Was sind Blutgerinnungsstörungen?

“Blutgerinnungsstörungen” bedeuten dass einzelne oder mehrere der 13 Blutgerinnungsfaktoren nicht mehr funktionieren. Das hat zur Folge, dass das Blut deutlich langsamer gerinnt und selbst kleinste Bagatellverletzungen länger als üblich nachbluten.
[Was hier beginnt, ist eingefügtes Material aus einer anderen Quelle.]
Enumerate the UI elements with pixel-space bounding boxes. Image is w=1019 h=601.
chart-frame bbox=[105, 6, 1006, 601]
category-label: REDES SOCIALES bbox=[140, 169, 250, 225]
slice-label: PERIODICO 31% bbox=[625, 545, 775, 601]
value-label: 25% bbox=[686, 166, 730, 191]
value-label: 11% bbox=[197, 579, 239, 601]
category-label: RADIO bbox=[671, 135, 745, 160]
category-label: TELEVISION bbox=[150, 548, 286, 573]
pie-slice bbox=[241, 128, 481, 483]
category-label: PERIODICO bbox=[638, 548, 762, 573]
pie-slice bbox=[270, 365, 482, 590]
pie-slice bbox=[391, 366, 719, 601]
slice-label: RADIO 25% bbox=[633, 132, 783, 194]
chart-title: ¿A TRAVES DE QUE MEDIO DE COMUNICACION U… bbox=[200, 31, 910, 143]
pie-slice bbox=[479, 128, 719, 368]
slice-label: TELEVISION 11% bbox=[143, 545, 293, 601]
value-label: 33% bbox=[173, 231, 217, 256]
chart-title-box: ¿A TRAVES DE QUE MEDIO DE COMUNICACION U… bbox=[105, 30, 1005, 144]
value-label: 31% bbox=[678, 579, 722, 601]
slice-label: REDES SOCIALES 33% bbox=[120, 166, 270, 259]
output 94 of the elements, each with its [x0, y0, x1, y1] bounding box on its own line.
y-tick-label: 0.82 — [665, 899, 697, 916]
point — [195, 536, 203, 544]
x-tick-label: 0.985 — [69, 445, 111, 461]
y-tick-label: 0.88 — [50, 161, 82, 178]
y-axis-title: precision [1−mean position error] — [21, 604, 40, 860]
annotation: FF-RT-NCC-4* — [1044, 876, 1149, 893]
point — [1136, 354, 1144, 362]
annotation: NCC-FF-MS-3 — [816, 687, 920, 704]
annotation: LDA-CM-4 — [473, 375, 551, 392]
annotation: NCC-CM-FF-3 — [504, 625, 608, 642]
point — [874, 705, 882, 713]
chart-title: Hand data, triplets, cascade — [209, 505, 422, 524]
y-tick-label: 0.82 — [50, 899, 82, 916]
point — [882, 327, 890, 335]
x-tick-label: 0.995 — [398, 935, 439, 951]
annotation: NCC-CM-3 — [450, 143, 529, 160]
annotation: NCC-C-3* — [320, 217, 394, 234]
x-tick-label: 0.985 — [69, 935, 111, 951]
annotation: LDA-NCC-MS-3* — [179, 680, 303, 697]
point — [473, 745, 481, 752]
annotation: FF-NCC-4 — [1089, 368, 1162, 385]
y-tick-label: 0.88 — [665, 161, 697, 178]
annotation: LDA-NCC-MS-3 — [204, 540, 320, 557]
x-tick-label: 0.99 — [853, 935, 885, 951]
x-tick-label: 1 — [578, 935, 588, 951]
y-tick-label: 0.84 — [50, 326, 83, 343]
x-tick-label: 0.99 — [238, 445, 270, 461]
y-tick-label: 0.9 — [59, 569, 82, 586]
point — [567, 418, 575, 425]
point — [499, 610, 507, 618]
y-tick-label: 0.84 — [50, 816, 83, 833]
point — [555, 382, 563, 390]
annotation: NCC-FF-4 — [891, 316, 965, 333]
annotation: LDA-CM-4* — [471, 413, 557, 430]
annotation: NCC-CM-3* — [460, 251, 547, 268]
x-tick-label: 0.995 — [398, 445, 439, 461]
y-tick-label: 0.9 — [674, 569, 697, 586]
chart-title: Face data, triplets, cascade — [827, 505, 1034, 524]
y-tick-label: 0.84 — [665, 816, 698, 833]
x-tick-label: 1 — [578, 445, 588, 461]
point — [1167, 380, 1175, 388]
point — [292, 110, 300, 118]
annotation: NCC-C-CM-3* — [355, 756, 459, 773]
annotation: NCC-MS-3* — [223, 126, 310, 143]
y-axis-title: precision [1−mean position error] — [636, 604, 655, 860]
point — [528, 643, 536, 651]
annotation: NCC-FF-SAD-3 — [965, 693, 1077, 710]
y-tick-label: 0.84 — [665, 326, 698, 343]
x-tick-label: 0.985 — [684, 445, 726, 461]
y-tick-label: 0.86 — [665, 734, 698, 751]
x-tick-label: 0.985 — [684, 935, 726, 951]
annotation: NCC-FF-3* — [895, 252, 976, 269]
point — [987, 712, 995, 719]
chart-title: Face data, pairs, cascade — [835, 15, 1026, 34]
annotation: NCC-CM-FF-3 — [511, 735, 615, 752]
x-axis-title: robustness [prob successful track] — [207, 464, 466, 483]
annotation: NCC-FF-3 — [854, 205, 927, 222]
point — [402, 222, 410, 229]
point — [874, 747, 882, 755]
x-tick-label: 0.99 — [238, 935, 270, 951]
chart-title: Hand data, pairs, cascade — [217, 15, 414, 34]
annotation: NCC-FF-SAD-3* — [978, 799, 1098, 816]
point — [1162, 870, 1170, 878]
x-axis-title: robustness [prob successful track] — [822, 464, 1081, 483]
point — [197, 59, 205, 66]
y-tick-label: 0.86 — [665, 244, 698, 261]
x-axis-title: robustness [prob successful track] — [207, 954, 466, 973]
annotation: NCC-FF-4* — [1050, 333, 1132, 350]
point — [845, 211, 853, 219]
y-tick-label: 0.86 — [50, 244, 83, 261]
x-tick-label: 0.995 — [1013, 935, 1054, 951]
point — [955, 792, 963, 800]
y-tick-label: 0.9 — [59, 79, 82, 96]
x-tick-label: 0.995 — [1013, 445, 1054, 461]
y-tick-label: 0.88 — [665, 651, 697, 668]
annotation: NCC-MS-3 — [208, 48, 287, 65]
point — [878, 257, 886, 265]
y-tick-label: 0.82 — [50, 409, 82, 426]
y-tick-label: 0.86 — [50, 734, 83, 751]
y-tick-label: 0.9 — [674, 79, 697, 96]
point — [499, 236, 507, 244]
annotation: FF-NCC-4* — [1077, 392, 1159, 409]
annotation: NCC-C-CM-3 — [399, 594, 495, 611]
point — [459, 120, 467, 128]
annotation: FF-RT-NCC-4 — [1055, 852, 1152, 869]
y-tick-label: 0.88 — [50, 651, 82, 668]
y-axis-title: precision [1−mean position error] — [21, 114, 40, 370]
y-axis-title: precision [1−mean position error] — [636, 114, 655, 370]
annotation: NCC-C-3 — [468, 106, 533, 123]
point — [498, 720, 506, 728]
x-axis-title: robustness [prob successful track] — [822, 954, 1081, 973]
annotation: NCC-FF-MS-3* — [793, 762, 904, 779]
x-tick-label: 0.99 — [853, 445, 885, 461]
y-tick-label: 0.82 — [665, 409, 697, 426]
Piercings und Tattoos bei Bluterkrankheit

Findet keine Blutgerinnung statt, spricht man von der Bluterkrankheit (med. Hämophilie). In diesem Fall können schon kleinste Verletzungen eine ernste Gefahr für die betroffene Person bedeuten, wenn sie nicht medikamentös eingestellt ist. Das ist zwar extrem unwahrscheinlich, weil Betroffene das meist schon im Kindesalter feststellen. Im Zweifelsfall raten jedoch wir immer dazu, mit dem behandelnden Arzt Rücksprache zu halten. Etwa wenn Blutgerinnungsstörungen vorliegen oder der Kunde dauerhaft Blutverdünner nimmt.

Mit Medikamenten möglich

Menschen mit Blutgerinnungsstörungen können sich mit entsprechenden Medikamenten piercen und tätowieren lassen. Natürlich immer vorausgesetzt, dass der behandelnde Arzt dafür sein OK gibt. Allerdings können folgende Begleiterscheinungen auch in solchen Fällen häufiger auftreten: Bei Piercings kann es zu weiteren Nachblutungen kommen wenn man leicht hängen bleibt. Bei Tattoos ist die Wahrscheinlichkeit, dass ein Nachstechen notwendig ist, größer. Blutet der Kunde beim Tätowieren ein Wenig stärker, kann es sein dass mehr Farbe dabei verloren geht.

Erfahrungen im Tempel München mit Blutgerinnungsstörungen

In unserem Piercingstudio haben wir schon mit unterschiedlichen Formen der Blutgerinnungsstörungen zu tun gehabt. Von Kunden mit Bluterkrankheit über weniger ausgeprägte Blutgerinnungsstörungen bis hin zu Kunden mit Vorerkrankungen die auf die Einnahme von gerinnungshemmenden Medikamenten angewiesen sind. Welche Herangehensweise die Richtige ist, entscheiden wir in unserem Tattoostudio von Fall zu Fall. Das hängt nicht zuletzt davon ab, ob das gewünschte Tattoomotiv oder das gewünschte Piercing per se stärker zu Blutungen neigt. Als Beispiel gelten hier das Ampallangpiercing oder auch Venoms. Im Zweifelsfall ziehen wir es aber vor, dass der behandelnde Arzt sein OK gibt.

Schließlich steht die Sicherheit unserer Kunden an erster Stelle.